Yazarlar Beynini kurutan ülke

Beynini kurutan ülke

18.03.1998 - 00:00 | Son Güncellenme:

Beynini kurutan ülke

Beynini kurutan ülke

Umur TALU

"BEN ondan çok şey öğrendim ve çocuklarıma da öğrettim. Dil ve Tarih - Coğrafya Fakültesi'nde öğrenciydim. Çocuğum olmuştu. Bebeğimi emzirdiğim için dersine biraz geç kalıyordum. Geç gelene çok kızarmış. Bir gün beni kenara çekip neden geç kaldığımı sordu. Anlattım, bebeğim olduğunu söyledim. 'Pekiyi, o zaman gelecek sömestr dersi bir saat ileri alalım' dedi ve aldı da. Hiçbir dersini aksatmadan sayesinde mezun oldum. Ondan ve Niyazi Berkes'ten, Muzaffer Şerif'ten öğrendim ben her şeyi. O kadar dürüst oldular ki, mutlu olamadılar."

. . .

Yarım asır önceki öğrencilerinden Ayşe Hanım dün arayıp "Hoca"sını, Pertev Naili Boratav'ı anmak istemişti. "Öğrenci" şimdi 70 yaşındaydı, oksijen tüpüne bağlıydı, güçlükle konuşuyordu, sesi anı ve duygu yüklüydü... Pertev Naili Bey için konuşmak istemiş, yukarıdaki "dönüm noktası"nı aktarmıştı.

. . .

Önceki gün Paris'te kaybettiğimiz Profesör Pertev Naili Boratav köklerini canlı tutmak istediği bir ülkeden koparılmış, ülkesindeki eğitim, bilim kurumlarında ve ortamında kök salması istenmeyip kürsüsü lağvedilerek "sürgün"e zorlanmıştı.
O yine de sevdasından kopmadı, kimbilir ne kırgınlıklara, ne hayal kırıklıklarına, ne hüzünlere rağmen, bize köklerimizi, halkın kültürel zenginliğini göstermek için, zorunlu uzaklardan da olsa, kendi düşünsel zenginliğini esirgemedi.

. . .

Tek parti dönemi, çok partili dönem, ara rejimler, darbeler, tekrar demokrasiye geçişler, tekrar demokrasiden vazgeçişler...
Ne çok beyin kurutuldu, ne çok beyin kurutulmak istendi, ezildi bu ülkede.
Sürgünler, hapisler, tehditler, cezalar, kıyımlar, cinayetler...
Beyinleri, aslında bir ülkenin "ortak beyni"ni kurutmak için yırtınanların ellerinde ne çok hırpalandı Türkiye.
Düşünceden, fikirden, ifadesinden, farklılıktan, çeşitlilikten, zenginliğinden, aydınından, halkından, aydınlıktan korka korka, bunlara saldıra saldıra kaç arpa boyu götürdüler bizi?
"Beyin göçü" filan deyip hayıflanacağımız bir kavram bulduk, üstüne yattık...
"Beyin göçertmesi" daha yerinde bir kavram değil miydi?
Beyin kurutması...
Harca, hırpala, ez, süründür, sürdür, burnunu sürt, yok et...
Çok mu yüceldik?
Çok mu yüceldik ki bir türlü vazgeçemiyoruz... Kendimizden, kendi değerlerimizden, birbirimizden ürke ürke debelenip duruyoruz hep.

. . .

Boratav'ın "son" kitabı, "Üniversitede Cadı Kazanı" mı olmalıydı ve Türkiye yıllarını cadı avlarıyla, cadı kazanlarında "beyin" kurutarak geçirip hala da "akıllanmamış" bir ülke mi olmalıydı?
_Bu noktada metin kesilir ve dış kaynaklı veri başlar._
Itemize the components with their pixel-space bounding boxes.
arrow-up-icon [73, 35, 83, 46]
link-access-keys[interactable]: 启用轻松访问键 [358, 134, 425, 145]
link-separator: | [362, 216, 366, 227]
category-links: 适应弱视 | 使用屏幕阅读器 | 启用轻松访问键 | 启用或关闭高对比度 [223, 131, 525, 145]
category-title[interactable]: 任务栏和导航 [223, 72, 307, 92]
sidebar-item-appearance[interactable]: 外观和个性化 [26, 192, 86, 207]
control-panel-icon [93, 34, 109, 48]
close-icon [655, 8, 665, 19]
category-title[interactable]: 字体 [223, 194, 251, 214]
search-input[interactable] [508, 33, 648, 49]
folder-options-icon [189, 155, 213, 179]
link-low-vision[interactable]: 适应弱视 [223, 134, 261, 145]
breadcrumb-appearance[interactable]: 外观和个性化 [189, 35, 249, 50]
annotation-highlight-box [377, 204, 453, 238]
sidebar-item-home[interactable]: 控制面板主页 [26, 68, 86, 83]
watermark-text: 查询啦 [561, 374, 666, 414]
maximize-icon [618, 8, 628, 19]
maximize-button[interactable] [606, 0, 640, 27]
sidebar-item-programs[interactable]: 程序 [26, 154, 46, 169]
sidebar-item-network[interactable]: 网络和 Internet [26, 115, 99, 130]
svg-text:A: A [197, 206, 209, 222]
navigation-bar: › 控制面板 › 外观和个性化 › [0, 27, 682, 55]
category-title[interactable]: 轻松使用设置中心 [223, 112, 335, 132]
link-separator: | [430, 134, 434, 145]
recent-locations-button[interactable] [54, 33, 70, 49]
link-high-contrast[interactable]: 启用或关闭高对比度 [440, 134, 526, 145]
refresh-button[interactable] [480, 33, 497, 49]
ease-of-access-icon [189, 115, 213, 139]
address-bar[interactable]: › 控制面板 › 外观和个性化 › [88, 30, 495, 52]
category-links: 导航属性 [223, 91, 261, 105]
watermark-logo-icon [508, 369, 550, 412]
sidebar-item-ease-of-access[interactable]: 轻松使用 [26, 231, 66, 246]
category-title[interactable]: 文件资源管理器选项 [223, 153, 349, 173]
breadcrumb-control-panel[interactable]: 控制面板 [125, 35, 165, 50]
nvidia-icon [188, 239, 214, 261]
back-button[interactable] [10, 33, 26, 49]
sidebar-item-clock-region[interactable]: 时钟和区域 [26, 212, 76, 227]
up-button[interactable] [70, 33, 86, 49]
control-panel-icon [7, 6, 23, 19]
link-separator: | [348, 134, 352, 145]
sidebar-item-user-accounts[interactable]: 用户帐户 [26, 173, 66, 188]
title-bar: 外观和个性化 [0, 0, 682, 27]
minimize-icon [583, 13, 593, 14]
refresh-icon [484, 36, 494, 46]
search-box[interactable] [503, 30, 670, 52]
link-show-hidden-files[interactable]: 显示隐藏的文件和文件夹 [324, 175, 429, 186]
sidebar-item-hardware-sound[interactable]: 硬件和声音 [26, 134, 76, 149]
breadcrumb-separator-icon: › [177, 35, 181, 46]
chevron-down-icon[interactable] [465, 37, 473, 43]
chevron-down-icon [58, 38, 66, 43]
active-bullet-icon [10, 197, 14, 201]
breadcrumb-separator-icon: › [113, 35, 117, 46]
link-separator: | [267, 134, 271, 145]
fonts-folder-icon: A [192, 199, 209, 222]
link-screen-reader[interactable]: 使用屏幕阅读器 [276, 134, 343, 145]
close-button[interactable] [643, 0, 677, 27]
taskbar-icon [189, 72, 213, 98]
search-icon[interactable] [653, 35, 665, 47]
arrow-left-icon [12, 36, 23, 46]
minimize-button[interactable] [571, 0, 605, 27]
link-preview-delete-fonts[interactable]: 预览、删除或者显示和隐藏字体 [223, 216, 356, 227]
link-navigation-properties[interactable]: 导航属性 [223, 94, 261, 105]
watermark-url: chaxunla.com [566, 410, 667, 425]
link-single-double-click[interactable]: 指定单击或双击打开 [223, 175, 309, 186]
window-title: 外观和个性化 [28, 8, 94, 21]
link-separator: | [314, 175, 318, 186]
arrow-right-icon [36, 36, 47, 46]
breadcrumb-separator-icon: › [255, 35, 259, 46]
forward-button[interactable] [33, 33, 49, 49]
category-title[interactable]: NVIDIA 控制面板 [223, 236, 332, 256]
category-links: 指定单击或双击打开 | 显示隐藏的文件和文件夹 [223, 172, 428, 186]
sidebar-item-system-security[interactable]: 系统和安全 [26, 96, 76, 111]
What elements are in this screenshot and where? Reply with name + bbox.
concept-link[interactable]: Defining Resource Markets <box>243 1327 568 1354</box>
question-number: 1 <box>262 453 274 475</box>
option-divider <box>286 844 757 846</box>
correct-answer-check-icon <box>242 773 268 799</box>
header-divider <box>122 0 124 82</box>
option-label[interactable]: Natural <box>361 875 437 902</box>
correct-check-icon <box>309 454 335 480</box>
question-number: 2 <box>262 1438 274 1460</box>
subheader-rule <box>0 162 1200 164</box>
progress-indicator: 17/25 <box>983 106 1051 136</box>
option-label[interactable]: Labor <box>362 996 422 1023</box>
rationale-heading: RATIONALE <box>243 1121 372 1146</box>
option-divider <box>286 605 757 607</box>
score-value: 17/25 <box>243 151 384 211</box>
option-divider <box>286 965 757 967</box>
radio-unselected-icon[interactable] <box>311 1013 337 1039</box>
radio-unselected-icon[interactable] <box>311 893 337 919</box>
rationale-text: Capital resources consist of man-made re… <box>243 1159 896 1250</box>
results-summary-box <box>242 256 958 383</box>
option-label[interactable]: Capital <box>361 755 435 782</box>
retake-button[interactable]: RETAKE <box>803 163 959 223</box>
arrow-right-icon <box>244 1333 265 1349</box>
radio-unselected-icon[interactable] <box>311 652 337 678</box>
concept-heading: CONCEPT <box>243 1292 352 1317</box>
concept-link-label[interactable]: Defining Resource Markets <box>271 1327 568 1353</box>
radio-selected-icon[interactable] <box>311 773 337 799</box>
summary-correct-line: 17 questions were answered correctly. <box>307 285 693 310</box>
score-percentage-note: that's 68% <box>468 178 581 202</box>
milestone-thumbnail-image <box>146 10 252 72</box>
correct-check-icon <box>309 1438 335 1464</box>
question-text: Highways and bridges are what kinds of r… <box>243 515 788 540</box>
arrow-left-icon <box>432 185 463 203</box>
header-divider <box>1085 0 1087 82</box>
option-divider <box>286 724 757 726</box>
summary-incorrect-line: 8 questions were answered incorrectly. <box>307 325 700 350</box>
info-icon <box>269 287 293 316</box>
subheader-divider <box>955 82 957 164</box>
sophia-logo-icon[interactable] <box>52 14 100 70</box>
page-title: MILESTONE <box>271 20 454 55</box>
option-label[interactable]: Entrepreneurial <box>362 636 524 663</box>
Not: 14 Mart'ta bu sütunda çıkan Emlakbank'la ilgili yazı üzerine Devlet Bakanı Refaiddin Şahin'den bir açıklama geldi. Şahin, konut işlerinden çekilme de dahil, bankayı ayağa kaldırıp bir yıl içinde özelleştirmek için reform niteliğinde çalışmalar yaptıklarını söylüyor, "bazı çıkar çevrelerinin ürktüğünü" ileri sürüyor. Yazıdaki 8 maddelik iddialara cevap vermiyor, bunu banka yönetimine bırakıyor. Dempa isimli şirketle ilgili olarak "banka yönetimine, krediler ve personel konusunda hiçbir etkim veya baskım olmamıştır" diyor. KİT komisyonu için de "haklısınız" deyip en kısa zamanda bilançoların ele alınacağını belirtiyor.